Another challenge is the declining of freshmen not accepting their acceptance to the University and choosing to go elsewhere, Swegan said.

“There has been a four percent decline in yield of students declining their acceptance,” he said. “But it’s no surprise because when the face of campus changes there is a decrease in size of each class.”

Swegan said due to the change on campus the University will go through from 2009 to 2012, there will be an expected decrease in class size until 2015.

To deal with these challenges the University will come across it is up to the faculty to come and help for the recruitment of students for next fall, according to Swegan.

“On President’s Day, Feb. 19, it will be an open house in which we will bring 1,500 high school seniors to the campus,” Swegan said.

Swegan asked during President’s Day for every department to give an open house to lure students in to the University.

“I know staffing is an issue, but each department could have open classes all day, which would allow students to sit in classes that they may take,” Swegan said.

Another option for faculty is getting in contact with potential students that want to enter their department.

“What we are doing is having students fill out a card providing their name, GPA, ACT score, and interest of major,” Swegan said.

By potential students filling out this card, the department of admissions will give the card to a department that each student is interested in.

“You know what kind of student you want,” Swegan said. “All we are doing is trying to connect with the students that you look for in your classrooms.”

Swegan said faculty can call the students or at least be aware when they arrive on campus visits to meet with them and talk about what their department offers.

By taking these actions will give potential students the opportunity to learn more about the campus and will result to a huge impact on deciding which University they will attend, according to Swegan.

There are many issues concerning recruitment, but there are also issues concerning the success of current freshmen classes in the last year.

“In the year 2001 our retention rate was 80 percent compared to a downfall for the 2005-2006 year rate at 76.1 percent,” said Alberto Gonzalez, provost of the division of academic affairs.

Incoming students aren’t prepared, don’t have coping skills and lack motivation, he said.

Instead of the numbers moving up, they are falling for the freshmen class in the areas of grade point averages and academic preparedness.

“In the spring of 2002 the freshmen GPA was overall a 2.12,” Gonzalez said. “But in the spring of 2006, the GPA overall dropped to 2.02.”

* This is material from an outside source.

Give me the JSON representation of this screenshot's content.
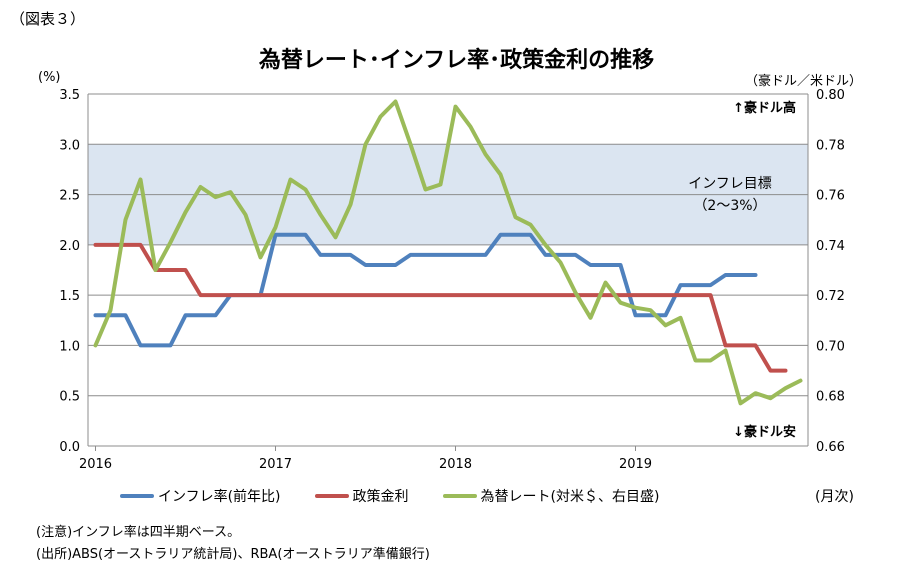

Gonzalez urges faculty to reinforce BGSU as a total learning environment.

“Faculty needs to continue to have high expectation and provide assistance to help students achieve these academic goals,” Gonzalez said.

But even though retention rates and grade point averages are down for the freshmen class.,there is 38.4 percent graduation rate for students to get a degree in four years, which is 12 percent above what academic affairs predicted.

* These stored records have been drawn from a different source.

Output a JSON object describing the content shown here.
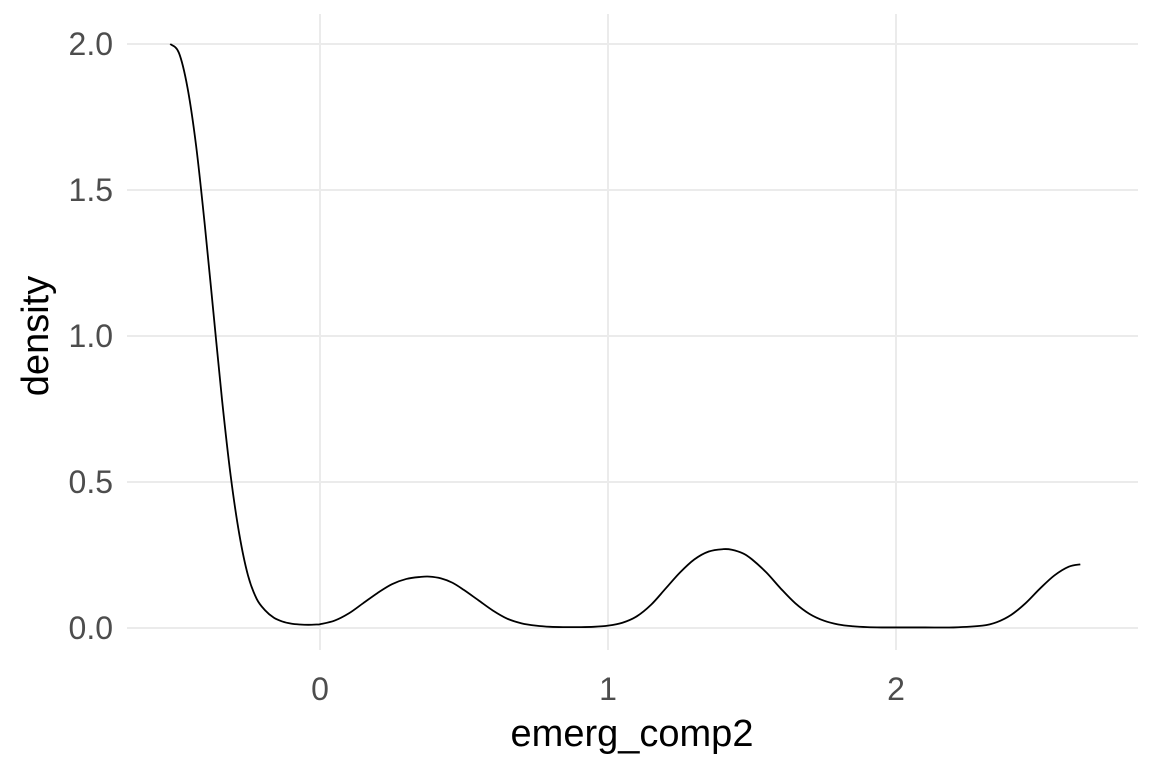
{
  "chart_data": {
    "type": "line",
    "title": "",
    "xlabel": "emerg_comp2",
    "ylabel": "density",
    "xlim": [
      -0.6,
      2.8
    ],
    "ylim": [
      -0.08,
      2.1
    ],
    "x_ticks": [
      0,
      1,
      2
    ],
    "x_tick_labels": [
      "0",
      "1",
      "2"
    ],
    "y_ticks": [
      0.0,
      0.5,
      1.0,
      1.5,
      2.0
    ],
    "y_tick_labels": [
      "0.0",
      "0.5",
      "1.0",
      "1.5",
      "2.0"
    ],
    "grid": true,
    "legend": "none",
    "line_color": "#000000",
    "series": [
      {
        "x": [
          -0.52,
          -0.49,
          -0.46,
          -0.43,
          -0.4,
          -0.37,
          -0.34,
          -0.31,
          -0.28,
          -0.25,
          -0.22,
          -0.19,
          -0.16,
          -0.13,
          -0.1,
          -0.07,
          -0.04,
          -0.01,
          0.0,
          0.05,
          0.1,
          0.15,
          0.2,
          0.25,
          0.3,
          0.35,
          0.38,
          0.42,
          0.46,
          0.5,
          0.55,
          0.6,
          0.65,
          0.7,
          0.75,
          0.8,
          0.85,
          0.9,
          0.95,
          1.0,
          1.05,
          1.1,
          1.15,
          1.2,
          1.25,
          1.3,
          1.35,
          1.4,
          1.43,
          1.47,
          1.5,
          1.55,
          1.6,
          1.65,
          1.7,
          1.75,
          1.8,
          1.85,
          1.9,
          1.95,
          2.0,
          2.1,
          2.2,
          2.3,
          2.35,
          2.4,
          2.45,
          2.5,
          2.55,
          2.6,
          2.64
        ],
        "y": [
          2.0,
          1.97,
          1.85,
          1.65,
          1.38,
          1.08,
          0.78,
          0.52,
          0.32,
          0.18,
          0.1,
          0.06,
          0.035,
          0.022,
          0.015,
          0.012,
          0.011,
          0.012,
          0.013,
          0.025,
          0.05,
          0.085,
          0.12,
          0.15,
          0.168,
          0.175,
          0.176,
          0.17,
          0.155,
          0.13,
          0.095,
          0.06,
          0.032,
          0.016,
          0.008,
          0.004,
          0.003,
          0.003,
          0.004,
          0.008,
          0.018,
          0.04,
          0.08,
          0.135,
          0.19,
          0.235,
          0.262,
          0.27,
          0.268,
          0.255,
          0.235,
          0.19,
          0.135,
          0.085,
          0.048,
          0.025,
          0.012,
          0.006,
          0.003,
          0.002,
          0.002,
          0.002,
          0.002,
          0.008,
          0.02,
          0.045,
          0.085,
          0.135,
          0.18,
          0.21,
          0.218
        ]
      }
    ]
  }
}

“Our numbers are more than good in the area of freshmen graduating,” Gonzalez said.

There has been 4,325 degrees conferred in 05-06, which is the highest amount of received degrees in the last five years, Gonzalez said.

Agreeing with Gonzalez, John Folkins, vice provost in the division of academic affairs, said the University’s numbers are great compared to other institutions.

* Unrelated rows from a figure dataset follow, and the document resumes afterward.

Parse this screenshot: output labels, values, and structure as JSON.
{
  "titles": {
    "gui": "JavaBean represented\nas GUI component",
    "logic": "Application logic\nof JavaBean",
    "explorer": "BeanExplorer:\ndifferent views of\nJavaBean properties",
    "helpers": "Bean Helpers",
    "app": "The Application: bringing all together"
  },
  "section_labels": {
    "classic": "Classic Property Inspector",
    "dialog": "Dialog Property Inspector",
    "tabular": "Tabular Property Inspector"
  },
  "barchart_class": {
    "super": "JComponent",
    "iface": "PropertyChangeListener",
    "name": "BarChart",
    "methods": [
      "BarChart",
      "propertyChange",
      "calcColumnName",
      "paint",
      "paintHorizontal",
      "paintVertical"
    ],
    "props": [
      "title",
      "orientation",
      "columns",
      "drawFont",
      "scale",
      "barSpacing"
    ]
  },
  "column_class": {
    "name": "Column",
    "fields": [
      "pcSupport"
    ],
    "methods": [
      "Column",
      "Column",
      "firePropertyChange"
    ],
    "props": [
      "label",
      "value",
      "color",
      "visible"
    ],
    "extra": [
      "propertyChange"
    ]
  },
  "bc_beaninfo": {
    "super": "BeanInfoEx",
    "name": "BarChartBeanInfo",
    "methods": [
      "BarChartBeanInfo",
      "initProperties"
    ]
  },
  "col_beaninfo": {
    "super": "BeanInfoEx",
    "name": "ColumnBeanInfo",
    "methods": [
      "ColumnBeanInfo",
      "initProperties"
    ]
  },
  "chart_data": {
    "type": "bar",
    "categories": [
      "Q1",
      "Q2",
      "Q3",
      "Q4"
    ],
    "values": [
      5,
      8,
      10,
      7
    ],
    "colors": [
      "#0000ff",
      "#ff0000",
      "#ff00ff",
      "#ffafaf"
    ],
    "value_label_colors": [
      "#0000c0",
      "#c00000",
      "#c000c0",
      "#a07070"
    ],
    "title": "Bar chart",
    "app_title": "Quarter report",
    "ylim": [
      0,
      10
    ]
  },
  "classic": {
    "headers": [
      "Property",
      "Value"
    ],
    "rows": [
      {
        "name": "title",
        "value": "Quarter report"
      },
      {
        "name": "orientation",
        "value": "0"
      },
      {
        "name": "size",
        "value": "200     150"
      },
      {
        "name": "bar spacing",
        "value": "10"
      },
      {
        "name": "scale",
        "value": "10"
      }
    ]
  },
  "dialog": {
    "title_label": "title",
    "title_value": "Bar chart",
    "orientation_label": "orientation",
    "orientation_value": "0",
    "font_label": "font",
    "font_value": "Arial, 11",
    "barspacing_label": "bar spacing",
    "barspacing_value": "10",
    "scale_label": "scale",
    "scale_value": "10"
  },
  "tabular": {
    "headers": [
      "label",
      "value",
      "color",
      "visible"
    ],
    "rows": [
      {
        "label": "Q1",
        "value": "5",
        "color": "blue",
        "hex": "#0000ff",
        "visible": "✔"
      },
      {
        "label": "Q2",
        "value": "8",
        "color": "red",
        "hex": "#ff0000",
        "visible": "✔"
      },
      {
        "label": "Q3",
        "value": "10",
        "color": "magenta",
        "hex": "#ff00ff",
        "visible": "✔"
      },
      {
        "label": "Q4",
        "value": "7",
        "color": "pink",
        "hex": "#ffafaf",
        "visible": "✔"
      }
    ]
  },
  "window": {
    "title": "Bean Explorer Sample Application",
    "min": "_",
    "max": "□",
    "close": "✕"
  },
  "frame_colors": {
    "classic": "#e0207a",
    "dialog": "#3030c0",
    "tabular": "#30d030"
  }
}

“Our numbers are outstanding compared to institutions like Kent State and University of Toledo,” Folkins said. “We just have to make sure we teach students to become mature learners and do a better job.”

But some faculty didn’t share the same opinion for the University’s numbers being great.

“I can’t be personally satisfied with those numbers,” said Arthur Samel, associate professor for geography. “I think it is horrible that only 34 percent of our freshmen actually graduate in four years.”